Мой милый, я жду твоего звонка, еще не проснувшись, еще во сне. И мне часто снится, что ты мне звонишь. Я говорю «Але», просыпаюсь от собственного голоса, а телефон молчит. И я вспоминаю, как раньше ты звонил мне каждое утро. Обязательно дозванивался, чтобы просто сказать те три слова, которые ты больше не говоришь.
Ты объясняешь, что слова — это ерунда, и вообще — такое по многу раз не произносят. А мне кажется, что эти слова надо говорить снова и снова.
Они как ключ, как тайный код, простой и страшный — потому что обладает огромной силой.
А ты говоришь: «Зачем спрашивать очевидные вещи?» Наверное, для тебя это действительно очевидно. Хорошо, если так. А я иногда теряю опору и почву под ногами, когда мне вдруг кажется, что… Но одного твоего ласкового слова достаточно, чтобы я забыла все свои страхи и обиды… Почему ты так не любишь их говорить, эти слова? Потому что слово к чему-то обязывает?
Ты знаешь, в Москве последние дни так холодно, ночью заморозки, вчера днем был град. А там, где ты сейчас, — тепло, бьются волны, цветут орхидеи. Наверное, рано утром кричат пестрые птицы с длинными клювами и лохматыми головами, будя тебя… Ты выходишь на балкон и смотришь, как первые лучи огромного, близкого солнца растворяют розоватый туман, плывущий над морем. Или над океаном.
Днем ты, скорей всего, пьешь пиво и спишь. Вечером ужин, наверное, щедрый шведский стол, и ты набираешь себе и то, и это, и никак не можешь остановиться, кляня себя… Но так хочется все попробовать… Потом — какой-нибудь национальный концерт, танцы, огни…

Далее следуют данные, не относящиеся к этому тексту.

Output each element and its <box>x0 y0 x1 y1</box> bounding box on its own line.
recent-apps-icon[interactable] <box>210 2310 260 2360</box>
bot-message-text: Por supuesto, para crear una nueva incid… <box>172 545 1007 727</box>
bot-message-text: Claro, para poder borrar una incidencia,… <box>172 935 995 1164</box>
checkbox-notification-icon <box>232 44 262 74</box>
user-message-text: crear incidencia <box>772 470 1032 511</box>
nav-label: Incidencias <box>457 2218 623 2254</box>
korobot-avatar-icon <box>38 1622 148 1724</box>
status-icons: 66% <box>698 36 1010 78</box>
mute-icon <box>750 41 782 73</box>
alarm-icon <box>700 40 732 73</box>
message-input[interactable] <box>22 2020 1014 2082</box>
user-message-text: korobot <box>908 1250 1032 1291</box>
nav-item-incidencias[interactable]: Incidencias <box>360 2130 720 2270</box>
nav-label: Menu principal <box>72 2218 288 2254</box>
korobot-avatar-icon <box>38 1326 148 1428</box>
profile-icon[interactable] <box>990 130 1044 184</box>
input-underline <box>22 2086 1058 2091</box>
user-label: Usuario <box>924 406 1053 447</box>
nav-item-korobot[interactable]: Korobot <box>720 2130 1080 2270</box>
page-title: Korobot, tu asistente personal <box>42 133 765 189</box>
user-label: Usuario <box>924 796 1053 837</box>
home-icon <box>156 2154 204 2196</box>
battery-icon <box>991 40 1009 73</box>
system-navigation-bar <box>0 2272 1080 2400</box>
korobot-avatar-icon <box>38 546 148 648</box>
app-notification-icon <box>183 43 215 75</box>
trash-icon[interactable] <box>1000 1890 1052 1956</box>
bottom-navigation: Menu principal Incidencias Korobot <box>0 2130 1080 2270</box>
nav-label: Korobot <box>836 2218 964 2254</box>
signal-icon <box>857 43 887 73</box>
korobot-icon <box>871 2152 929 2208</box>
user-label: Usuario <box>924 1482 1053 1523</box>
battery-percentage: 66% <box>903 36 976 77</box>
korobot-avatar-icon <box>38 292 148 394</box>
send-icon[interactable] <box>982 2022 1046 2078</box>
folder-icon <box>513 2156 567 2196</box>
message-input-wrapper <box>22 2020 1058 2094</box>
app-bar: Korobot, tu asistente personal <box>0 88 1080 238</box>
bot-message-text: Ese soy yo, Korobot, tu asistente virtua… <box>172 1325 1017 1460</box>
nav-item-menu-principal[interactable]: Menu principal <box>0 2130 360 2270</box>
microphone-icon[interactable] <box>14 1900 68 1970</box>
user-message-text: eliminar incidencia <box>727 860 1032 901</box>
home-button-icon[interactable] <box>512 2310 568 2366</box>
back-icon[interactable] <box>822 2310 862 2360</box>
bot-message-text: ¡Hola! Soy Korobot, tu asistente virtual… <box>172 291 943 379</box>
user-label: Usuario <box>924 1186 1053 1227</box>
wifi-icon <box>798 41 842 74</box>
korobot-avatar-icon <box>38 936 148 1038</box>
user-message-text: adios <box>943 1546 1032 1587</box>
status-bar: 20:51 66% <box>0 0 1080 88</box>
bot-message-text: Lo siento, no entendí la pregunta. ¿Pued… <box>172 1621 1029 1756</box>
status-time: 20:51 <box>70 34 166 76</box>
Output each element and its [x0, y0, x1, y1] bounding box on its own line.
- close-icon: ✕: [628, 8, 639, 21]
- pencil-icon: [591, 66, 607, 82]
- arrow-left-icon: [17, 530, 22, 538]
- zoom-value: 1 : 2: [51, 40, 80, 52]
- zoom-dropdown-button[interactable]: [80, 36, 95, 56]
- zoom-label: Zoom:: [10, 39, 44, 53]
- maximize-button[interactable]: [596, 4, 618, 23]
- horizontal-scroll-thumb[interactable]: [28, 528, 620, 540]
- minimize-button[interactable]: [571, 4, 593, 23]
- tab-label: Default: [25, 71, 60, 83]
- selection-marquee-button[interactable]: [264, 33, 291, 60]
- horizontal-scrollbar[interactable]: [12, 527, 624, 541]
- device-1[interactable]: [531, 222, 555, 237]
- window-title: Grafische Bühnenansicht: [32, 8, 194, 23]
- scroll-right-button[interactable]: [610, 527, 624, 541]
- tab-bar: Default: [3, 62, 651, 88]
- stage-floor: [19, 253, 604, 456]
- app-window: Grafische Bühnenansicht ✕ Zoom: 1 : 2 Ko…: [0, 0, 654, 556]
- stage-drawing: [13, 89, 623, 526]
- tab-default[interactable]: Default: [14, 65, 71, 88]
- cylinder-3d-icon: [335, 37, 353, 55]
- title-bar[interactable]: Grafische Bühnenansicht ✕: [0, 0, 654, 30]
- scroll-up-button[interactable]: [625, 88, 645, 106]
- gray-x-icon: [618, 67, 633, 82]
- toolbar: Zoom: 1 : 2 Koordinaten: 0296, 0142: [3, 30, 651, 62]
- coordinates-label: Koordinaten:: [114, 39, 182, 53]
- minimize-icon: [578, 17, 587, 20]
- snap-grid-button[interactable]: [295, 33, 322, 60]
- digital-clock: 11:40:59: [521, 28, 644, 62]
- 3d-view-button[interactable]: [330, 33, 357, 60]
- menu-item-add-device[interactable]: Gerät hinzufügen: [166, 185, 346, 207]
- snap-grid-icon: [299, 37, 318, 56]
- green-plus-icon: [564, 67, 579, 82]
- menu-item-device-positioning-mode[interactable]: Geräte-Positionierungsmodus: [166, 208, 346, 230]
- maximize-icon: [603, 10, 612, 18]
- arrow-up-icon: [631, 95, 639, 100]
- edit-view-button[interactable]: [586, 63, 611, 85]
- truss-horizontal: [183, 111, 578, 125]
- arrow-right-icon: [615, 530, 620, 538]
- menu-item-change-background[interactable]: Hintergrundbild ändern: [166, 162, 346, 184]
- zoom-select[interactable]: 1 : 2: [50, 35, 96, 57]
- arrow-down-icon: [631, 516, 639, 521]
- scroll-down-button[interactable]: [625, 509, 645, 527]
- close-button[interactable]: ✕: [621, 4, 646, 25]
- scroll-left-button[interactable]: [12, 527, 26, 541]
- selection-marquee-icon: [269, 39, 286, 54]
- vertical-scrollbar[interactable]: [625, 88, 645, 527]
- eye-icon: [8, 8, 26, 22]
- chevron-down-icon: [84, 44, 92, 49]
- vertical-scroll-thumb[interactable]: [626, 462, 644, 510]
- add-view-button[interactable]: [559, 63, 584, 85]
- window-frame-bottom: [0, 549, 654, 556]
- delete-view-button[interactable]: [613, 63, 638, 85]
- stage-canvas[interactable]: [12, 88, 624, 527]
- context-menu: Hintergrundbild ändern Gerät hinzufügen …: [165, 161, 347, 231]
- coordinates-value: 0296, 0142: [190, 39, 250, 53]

Где ты, мой милый? В какой стране, на каком континенте? На Сейшельских островах? В Бразилии? На Французской Ривьере? На Гавайском архипелаге?
Если честно, мне иногда кажется, что ты не очень рад. Ты какой-то… не то что напуганный, а растерянный, что ли.
А может, просто мне хотелось бы другого — услышать от тебя совсем другие слова.
Я сейчас думаю — моя ошибка в том, что я слишком долго соглашалась на такие странные отношения, ни к чему не обязывающие ни тебя, ни меня. Я не хотела ничего просить или на чем-то настаивать. Все ждала и ждала. И поэтому не получила вообще ничего. Вон старуха никак не могла остановиться в своих просьбах, золотая рыбка рассердилась и все у нее за жадность отобрала. А я так ничего и не попросила… Все боялась — не многого ли хочу… А мы ведь за эти годы даже суток с тобой не провели вместе. Но я не хотела бороться за тебя, не хотела тебя отбирать, ты же знаешь, ни у Маргоши, ни даже у Оксаны…
Может, и хорошо, что ты уехал не попрощавшись и не сказав вообще, что ты куда-то едешь на праздники, да еще с ней. Я могла бы от обиды наговорить тебе совсем не те слова. Не те…
Денис взглянул на Лору и тут же отвел глаза. Черт, лучше бы пришел мужик… Любой — мордоворот, идиот, тупой мясник, кто угодно… Под внимательным и вполне доброжелательным Лориным взглядом Денис с большим трудом продолжил, стараясь смотреть ей не в глаза, а на выгоревший ежик волос с аккуратным кантиком седины по лбу и по вискам, сквозь который просвечивал загорелый череп:
— Одна женщина, моя… гм… знакомая… мне даже как-то неловко…
— Любыми словами.
Денис через силу улыбнулся:
— И матом можно?
Лора так же вежливо улыбнулась:
— Если суть проблемы такова, то конечно.
— Она… мы… — Он помотал головой. — И слов-то таких нет…
— Она вас шантажирует?
— Н-нет. Пока, по крайней мере.
— Она должна вам денег, эта женщина, ваша… знакомая?
— Тоже нет. — Денис вздохнул. — Скорее, я ей должен.
Лора подозвала официанта и спросила Дениса:
— Не хотите попробовать один редкий напиток местного производства? — Денис кивнул, а Лора по-русски попросила: — Бутылку красного, пожалуйста.
Официант моргнул:
— Момент!
И действительно, через момент уже принес бутылку. Денис тут же отхлебнул из своего бокала, который официант наполнил на одну треть.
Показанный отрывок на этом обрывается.